The kremlin Will Crack Down on russians Immediately After the Elections
6/28/2026

September in russia will begin with the state duma elections, and this time the kremlin’s political strategists have opted for a strategy of silence. No new bans, no high-profile restrictions. Instead, the ruling party has suddenly started speaking in a tone we haven’t heard from it in a long time.
A telling example: deputies from the “united russia” party, who for years have been stamping out restrictive laws, are now publicly criticizing their own initiatives. Labeling works that mention drugs, banning video games, regulating artificial intelligence – all of this was recently passed with their votes, but now it has suddenly turned out to be too harsh. Their political instinct for self-preservation kicked in clearly: anything that might irritate voters should be temporarily removed from the agenda.
The problem for russians is that this pause has an expiration date, and that date is the day after the election.
First in line is the paid VPN. The idea of taxing international data traffic exceeding 15 gigabytes per month was discussed back in the spring, then postponed until the summer, and now it has been tied specifically to the end of the election cycle so that millions of VPN users won’t take their frustration to the polls.

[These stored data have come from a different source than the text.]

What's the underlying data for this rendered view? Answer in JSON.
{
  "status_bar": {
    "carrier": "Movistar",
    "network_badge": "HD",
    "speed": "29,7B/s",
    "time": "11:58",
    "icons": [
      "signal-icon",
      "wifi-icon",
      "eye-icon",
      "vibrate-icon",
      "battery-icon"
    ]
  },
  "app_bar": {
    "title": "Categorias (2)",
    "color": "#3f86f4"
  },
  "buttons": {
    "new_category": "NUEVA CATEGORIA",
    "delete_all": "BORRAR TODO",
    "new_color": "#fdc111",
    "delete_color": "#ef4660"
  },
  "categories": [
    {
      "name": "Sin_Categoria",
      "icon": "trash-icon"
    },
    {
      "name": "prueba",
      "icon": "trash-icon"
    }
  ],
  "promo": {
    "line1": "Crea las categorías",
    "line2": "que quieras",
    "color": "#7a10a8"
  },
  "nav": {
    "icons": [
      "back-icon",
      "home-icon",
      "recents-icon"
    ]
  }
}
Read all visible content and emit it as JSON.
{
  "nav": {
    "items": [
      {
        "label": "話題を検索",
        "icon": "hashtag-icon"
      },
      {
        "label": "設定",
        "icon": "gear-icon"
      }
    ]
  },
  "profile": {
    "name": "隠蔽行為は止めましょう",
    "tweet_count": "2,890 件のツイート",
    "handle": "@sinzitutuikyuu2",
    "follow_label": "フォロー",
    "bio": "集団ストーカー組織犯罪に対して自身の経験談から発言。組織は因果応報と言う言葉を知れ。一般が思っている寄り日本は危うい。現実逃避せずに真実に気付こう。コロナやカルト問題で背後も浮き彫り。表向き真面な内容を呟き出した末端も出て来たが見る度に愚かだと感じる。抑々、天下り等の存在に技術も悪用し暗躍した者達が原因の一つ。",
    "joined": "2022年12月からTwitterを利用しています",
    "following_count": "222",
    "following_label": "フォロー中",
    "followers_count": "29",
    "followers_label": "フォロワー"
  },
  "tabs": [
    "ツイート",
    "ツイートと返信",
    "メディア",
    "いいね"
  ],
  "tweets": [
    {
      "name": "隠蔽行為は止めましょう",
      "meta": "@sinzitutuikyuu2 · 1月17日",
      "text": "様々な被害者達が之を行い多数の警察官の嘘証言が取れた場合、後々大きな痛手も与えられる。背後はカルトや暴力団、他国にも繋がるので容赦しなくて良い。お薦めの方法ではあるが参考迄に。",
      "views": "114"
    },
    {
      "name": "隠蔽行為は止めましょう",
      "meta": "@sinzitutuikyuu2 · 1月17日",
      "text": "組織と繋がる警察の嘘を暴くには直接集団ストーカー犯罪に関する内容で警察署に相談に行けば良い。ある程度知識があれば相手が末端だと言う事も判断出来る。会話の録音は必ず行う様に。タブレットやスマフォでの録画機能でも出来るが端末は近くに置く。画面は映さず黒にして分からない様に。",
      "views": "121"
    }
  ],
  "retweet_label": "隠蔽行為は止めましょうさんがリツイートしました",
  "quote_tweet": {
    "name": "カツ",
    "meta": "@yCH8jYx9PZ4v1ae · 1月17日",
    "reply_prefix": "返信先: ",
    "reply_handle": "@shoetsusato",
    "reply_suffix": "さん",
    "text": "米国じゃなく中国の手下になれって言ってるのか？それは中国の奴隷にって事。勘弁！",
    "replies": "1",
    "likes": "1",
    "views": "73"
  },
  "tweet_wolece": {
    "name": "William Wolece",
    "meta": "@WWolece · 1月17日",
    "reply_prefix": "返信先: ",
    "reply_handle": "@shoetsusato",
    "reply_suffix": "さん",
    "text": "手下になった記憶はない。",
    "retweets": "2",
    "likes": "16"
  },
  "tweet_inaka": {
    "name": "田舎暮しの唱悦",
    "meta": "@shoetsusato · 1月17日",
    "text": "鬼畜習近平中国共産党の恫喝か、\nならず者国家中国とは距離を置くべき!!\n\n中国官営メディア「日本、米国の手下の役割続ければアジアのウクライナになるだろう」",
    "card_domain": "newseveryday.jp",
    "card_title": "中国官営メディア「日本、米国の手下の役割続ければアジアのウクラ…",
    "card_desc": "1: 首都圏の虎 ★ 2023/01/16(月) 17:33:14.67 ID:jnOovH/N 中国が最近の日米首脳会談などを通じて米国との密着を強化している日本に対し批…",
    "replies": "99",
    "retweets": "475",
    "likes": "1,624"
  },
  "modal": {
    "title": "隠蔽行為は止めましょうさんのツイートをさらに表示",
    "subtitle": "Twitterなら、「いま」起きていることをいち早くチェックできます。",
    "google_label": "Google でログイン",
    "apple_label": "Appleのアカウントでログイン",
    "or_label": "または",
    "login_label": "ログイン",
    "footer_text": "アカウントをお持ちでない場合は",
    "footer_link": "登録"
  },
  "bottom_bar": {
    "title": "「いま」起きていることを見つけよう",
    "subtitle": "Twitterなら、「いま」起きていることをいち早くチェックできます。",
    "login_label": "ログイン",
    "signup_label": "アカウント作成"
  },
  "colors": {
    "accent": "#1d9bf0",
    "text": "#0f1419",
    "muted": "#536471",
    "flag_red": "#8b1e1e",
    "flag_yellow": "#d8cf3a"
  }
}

It’s a similar story with the technology tax on electronics. Instead of September 1, it will be introduced on December 1, and this three-month delay hides a very specific consequence: prices for phones and laptops will go up as soon as the tax takes effect.
The most serious part of the deferred draft law concerns mobilization. In the temporarily occupied Crimea, military commissariats are already working with reservists, laying out the future in no uncertain terms: sign a contract now, because after the September vote, a new wave of mobilization will be announced, and you’ll be sent to the front in any case.
The second reading of the draft law on development in specially protected natural areas has also been postponed – the draft law would allow land to be expropriated for projects of federal significance, but consideration has been postponed until the autumn to avoid creating unnecessary media attention ahead of the vote.
Taken together, this is a pause with a clear time limit. The kremlin has not abandoned any of its announced measures – it has simply timed things so that voters cast their ballots before they have a chance to become outraged.